El alero Rick Fox también fue factor determinante en la victoria con 20 puntos, seis rebotes y seis asistencias, mientras que el base Derek Fisher encestó seis triples para los visitantes.

Los Sixers, quienes se enfrentaron con la eliminación, comenzaron el partido con su mejor baloncesto para llevar la ventaja después del primer cuarto.

Sin embargo, los Lakers consiguieron imponer su condición de campeones para recuperar el control del marcador en el segundo, dominaron en el tercero con un ataque explosivo y se limitaron a mantener la ventaja en el cuarto.

La ventaja de los campeones llegó hasta 19 puntos, pero los Sixers volvieron a mostrar el corazón que han tenido durante esta serie al pelear hasta el final y se acercaron a cinco puntos.

Los Lakers respondieron al mantener su ventaja y una serie de triples conseguidos por el base Derek Fisher para hundir a los Sixers.

Al final, el entrenador de los Sixers, Larry Brown, quién dirigió las primeras Finales en 18 años como profesional, se mostró orgulloso de su equipo aunque perdieron.

"No sé si estaría más orgulloso si hubiéramos ganado", dijo Brown. "Mostramos un gran corazón durante la eliminatoria, pero jugamos frente un equipo campeón que al final fue el mejor".

El escolta Allen Iverson, el MVP de la liga durante la temporada regular, lideró a los Sixers al anotar 37 puntos y terminó como el máximo encestador de las Finales con un promedio de 35,6 puntos por partido.

Pero Iverson no quiso hacer comentarios después de partido y fue el símbolo mayor de la derrota y frustración de los Sixers, que como equipo no funcionaron después de haber conseguido la victoria sorpresa en el primer partido.

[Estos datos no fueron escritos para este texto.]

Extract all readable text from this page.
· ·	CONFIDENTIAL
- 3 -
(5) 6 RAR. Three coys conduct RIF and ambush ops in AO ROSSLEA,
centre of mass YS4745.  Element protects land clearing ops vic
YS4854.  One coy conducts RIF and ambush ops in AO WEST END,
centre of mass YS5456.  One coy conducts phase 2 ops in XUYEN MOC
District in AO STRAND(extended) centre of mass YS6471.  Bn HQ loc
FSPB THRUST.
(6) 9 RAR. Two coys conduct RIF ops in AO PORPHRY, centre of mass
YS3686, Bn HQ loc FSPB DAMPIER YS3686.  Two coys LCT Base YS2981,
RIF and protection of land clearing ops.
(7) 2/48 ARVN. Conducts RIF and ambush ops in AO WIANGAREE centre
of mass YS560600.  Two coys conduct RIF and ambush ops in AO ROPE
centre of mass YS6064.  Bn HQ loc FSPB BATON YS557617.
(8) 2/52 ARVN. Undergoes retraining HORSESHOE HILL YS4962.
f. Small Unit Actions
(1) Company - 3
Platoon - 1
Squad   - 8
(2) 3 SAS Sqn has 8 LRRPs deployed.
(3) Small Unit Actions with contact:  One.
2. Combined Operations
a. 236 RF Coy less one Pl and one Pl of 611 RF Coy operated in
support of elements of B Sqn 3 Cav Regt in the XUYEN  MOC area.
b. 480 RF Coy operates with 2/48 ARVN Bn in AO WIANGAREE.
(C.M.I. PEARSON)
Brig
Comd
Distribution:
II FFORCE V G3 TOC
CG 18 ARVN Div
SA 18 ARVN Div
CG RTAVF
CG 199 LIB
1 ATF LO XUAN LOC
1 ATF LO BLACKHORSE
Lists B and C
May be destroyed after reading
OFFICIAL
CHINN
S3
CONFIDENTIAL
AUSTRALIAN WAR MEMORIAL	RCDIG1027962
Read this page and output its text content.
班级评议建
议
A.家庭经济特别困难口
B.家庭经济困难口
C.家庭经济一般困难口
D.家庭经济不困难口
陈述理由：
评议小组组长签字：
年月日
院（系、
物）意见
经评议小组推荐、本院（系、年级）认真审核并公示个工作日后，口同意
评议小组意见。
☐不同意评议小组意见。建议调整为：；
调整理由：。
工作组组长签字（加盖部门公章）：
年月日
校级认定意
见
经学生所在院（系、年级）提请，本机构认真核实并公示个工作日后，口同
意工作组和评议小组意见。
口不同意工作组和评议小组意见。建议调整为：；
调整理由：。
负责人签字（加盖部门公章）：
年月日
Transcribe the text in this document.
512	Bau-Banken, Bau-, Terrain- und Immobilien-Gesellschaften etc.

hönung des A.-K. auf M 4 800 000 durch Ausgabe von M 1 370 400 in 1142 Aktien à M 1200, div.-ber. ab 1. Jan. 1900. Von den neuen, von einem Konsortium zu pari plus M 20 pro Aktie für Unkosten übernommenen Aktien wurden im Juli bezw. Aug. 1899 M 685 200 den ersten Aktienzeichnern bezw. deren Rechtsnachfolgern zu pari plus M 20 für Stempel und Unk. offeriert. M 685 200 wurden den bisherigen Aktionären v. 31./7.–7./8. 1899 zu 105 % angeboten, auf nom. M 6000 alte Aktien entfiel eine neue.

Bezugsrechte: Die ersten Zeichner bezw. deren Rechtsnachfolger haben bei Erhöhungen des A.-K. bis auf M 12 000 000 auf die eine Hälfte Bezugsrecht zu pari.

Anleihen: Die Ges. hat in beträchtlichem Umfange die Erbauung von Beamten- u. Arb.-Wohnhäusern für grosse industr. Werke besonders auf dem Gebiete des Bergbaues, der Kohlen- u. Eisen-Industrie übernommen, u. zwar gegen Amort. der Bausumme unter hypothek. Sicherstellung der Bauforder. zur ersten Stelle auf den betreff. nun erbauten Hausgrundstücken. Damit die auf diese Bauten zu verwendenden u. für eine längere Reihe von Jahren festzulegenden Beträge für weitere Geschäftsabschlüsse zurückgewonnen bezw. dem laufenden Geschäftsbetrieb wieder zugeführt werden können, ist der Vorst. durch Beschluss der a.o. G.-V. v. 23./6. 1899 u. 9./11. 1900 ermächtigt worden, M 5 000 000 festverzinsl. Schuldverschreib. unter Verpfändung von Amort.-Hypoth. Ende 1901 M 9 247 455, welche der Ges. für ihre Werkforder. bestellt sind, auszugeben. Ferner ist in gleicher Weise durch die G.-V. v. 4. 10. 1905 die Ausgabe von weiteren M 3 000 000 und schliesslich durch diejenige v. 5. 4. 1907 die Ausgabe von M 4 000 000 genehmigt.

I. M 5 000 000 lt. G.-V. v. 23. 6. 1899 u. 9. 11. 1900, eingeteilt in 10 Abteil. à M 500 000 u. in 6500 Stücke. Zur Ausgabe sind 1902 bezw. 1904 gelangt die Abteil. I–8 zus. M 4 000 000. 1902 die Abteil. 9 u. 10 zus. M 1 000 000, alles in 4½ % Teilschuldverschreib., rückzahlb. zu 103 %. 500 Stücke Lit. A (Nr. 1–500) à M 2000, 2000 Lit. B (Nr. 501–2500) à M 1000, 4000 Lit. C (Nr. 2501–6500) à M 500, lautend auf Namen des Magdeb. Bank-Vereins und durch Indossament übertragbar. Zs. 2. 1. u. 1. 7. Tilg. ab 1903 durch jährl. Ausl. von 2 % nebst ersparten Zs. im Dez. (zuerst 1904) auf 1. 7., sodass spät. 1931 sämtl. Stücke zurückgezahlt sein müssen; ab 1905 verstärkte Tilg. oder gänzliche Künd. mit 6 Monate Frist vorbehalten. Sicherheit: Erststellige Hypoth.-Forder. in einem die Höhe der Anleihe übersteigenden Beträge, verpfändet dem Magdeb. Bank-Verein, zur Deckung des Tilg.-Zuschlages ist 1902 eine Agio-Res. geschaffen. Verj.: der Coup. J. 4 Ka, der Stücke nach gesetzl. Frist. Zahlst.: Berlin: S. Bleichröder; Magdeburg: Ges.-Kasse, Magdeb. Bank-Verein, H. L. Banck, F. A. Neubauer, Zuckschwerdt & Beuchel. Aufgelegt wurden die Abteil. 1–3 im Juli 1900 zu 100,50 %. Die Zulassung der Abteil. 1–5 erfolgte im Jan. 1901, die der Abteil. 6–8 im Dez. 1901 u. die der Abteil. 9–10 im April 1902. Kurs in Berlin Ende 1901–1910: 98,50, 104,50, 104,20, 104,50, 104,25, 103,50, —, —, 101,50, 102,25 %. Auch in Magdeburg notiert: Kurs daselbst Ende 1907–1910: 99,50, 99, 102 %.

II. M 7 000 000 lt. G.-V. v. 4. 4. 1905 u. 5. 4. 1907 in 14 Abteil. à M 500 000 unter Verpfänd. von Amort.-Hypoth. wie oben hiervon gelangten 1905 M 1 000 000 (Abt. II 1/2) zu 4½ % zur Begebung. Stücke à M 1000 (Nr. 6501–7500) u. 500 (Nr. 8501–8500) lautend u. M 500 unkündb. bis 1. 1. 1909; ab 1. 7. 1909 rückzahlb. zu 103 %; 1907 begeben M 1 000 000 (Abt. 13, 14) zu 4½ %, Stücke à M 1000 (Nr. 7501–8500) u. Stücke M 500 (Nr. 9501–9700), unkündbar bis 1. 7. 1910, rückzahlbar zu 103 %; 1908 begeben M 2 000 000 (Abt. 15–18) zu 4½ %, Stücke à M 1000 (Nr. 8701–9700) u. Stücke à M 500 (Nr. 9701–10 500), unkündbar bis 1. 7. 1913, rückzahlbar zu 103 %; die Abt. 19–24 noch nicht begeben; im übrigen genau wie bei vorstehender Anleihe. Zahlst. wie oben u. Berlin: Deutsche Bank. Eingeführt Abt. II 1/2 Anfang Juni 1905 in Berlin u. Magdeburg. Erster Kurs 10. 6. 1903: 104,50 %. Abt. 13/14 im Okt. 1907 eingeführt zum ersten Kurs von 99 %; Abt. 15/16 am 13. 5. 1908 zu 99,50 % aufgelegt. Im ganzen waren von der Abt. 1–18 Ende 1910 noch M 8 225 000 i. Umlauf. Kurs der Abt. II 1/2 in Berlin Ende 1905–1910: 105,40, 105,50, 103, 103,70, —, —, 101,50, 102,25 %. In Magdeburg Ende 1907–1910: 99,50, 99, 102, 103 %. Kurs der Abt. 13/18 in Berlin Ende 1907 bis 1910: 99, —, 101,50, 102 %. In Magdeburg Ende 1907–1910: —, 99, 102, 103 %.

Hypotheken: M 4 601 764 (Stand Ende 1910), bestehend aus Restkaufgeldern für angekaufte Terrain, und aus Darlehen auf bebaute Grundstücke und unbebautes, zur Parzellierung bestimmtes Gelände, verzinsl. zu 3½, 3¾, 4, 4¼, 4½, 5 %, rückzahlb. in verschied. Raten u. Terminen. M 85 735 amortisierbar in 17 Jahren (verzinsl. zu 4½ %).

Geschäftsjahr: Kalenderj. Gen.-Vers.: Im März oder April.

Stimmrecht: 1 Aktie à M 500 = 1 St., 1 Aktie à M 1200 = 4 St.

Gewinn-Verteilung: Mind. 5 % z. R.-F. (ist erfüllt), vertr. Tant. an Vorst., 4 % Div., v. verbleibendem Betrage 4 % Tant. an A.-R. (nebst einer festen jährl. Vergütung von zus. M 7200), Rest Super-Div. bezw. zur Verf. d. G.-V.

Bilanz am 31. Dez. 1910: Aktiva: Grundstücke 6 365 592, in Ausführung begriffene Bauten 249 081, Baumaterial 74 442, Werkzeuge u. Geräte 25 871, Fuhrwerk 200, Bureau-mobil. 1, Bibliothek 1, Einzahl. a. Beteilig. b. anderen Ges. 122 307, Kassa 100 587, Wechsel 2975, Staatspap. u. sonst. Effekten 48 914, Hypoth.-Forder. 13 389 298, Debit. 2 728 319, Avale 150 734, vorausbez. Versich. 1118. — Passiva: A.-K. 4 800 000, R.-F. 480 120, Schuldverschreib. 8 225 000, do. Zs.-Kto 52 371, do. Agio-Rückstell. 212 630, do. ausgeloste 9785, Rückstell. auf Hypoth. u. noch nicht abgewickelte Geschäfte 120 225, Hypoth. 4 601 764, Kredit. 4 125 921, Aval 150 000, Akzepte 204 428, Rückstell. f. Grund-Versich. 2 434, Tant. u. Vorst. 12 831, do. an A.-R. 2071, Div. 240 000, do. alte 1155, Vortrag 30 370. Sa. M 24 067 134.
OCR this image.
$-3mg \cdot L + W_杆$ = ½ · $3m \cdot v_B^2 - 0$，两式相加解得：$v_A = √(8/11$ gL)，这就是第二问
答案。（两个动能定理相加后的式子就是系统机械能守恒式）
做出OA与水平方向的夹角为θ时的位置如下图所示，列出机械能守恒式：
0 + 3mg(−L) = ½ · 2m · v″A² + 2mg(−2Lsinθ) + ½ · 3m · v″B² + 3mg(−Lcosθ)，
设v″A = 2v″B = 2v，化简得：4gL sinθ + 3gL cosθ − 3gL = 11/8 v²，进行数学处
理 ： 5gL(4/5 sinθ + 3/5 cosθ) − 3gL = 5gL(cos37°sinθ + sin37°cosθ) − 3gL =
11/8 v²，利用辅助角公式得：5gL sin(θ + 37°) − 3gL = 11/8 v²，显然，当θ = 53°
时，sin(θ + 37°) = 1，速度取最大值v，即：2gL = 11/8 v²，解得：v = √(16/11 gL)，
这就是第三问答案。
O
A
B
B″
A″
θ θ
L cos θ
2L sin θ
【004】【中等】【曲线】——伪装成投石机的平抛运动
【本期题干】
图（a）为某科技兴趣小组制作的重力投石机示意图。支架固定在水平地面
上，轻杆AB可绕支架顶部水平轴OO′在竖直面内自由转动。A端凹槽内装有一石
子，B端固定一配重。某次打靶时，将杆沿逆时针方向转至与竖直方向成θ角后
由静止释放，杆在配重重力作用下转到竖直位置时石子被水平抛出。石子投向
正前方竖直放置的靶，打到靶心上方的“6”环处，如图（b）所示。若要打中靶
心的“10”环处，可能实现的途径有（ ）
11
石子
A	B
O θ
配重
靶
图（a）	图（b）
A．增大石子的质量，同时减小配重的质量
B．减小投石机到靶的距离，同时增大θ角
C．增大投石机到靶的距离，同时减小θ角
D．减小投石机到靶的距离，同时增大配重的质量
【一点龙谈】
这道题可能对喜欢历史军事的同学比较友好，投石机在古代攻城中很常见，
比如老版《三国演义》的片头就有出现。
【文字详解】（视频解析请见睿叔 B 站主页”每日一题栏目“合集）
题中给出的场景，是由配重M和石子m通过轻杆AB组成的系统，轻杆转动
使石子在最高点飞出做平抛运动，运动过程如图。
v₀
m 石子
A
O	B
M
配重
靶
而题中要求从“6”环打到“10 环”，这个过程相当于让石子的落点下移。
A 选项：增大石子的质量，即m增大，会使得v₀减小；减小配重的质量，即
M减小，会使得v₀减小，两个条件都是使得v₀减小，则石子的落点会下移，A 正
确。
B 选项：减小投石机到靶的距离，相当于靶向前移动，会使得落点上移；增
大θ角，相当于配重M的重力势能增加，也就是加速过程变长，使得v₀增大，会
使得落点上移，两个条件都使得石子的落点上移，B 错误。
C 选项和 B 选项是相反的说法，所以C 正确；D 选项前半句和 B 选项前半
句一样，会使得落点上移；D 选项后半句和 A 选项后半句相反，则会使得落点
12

El pívot nigeriano Dikembe Mutumbo, quién llegó a Philadelphia durante la campaña regular con un traspaso de los Hawks de Atlanta, jugó de manera solida durante la serie aunque nunca pudo ganarle el duelo que mantuvo con O'Neal.

"Al final estuvimos cansados", comento Mutumbo, quien participó en la ronda final por la primera vez en su carrera. "Fue un honor jugar en las Finales y deseo regresar con el equipo el próximo año".

Los Lakers ganaron su decimotercer titulo en la historia de la franquicia y el octavo desde que se mudaron a Los Angeles, con los otros cinco logrados cuando estaban localizados en Minneapolis, mientras que los Celtics son el único equipo que ha logrado mas campeonatos con 16.

No fue fácil la campaña regular para los campeones con el conflicto entre O'Neal y Bryant sobre quien debiera de ser el líder del equipo, pero lograron resolver sus diferencias a tiempo, a partir del 1 de abril para ganar 19 partidos consecutivos, incluidos 11-0 en la fase final.

Los Lakers terminaron con un récord de 56-26, después de ver logrado 67-15 el año pasado, pero mostraron una nueva madurez como equipo en la fase final cual no tuvieron durante el primer campeonato.

El equipo finalizó la fase final con un nuevo récord de 15-1, el mejor en la historia de la liga, superior al 12-1 que tenían los Sixers desde 1983 y también son el primer equipo que termina perfecto fuera de casa con una marca de 8-0.

O'Neal y Bryant sólamente tienen 29 y 22 años de edad, respectivamente, y es posible que puedan lograr más títulos en las próximas temporadas después de haber inaugurado una nueva dinastía.

El entrenador Phil Jackson ganó su octavo título como entrenador y solamente le supera el legendario Red Auerbach, de los Boston Celtics.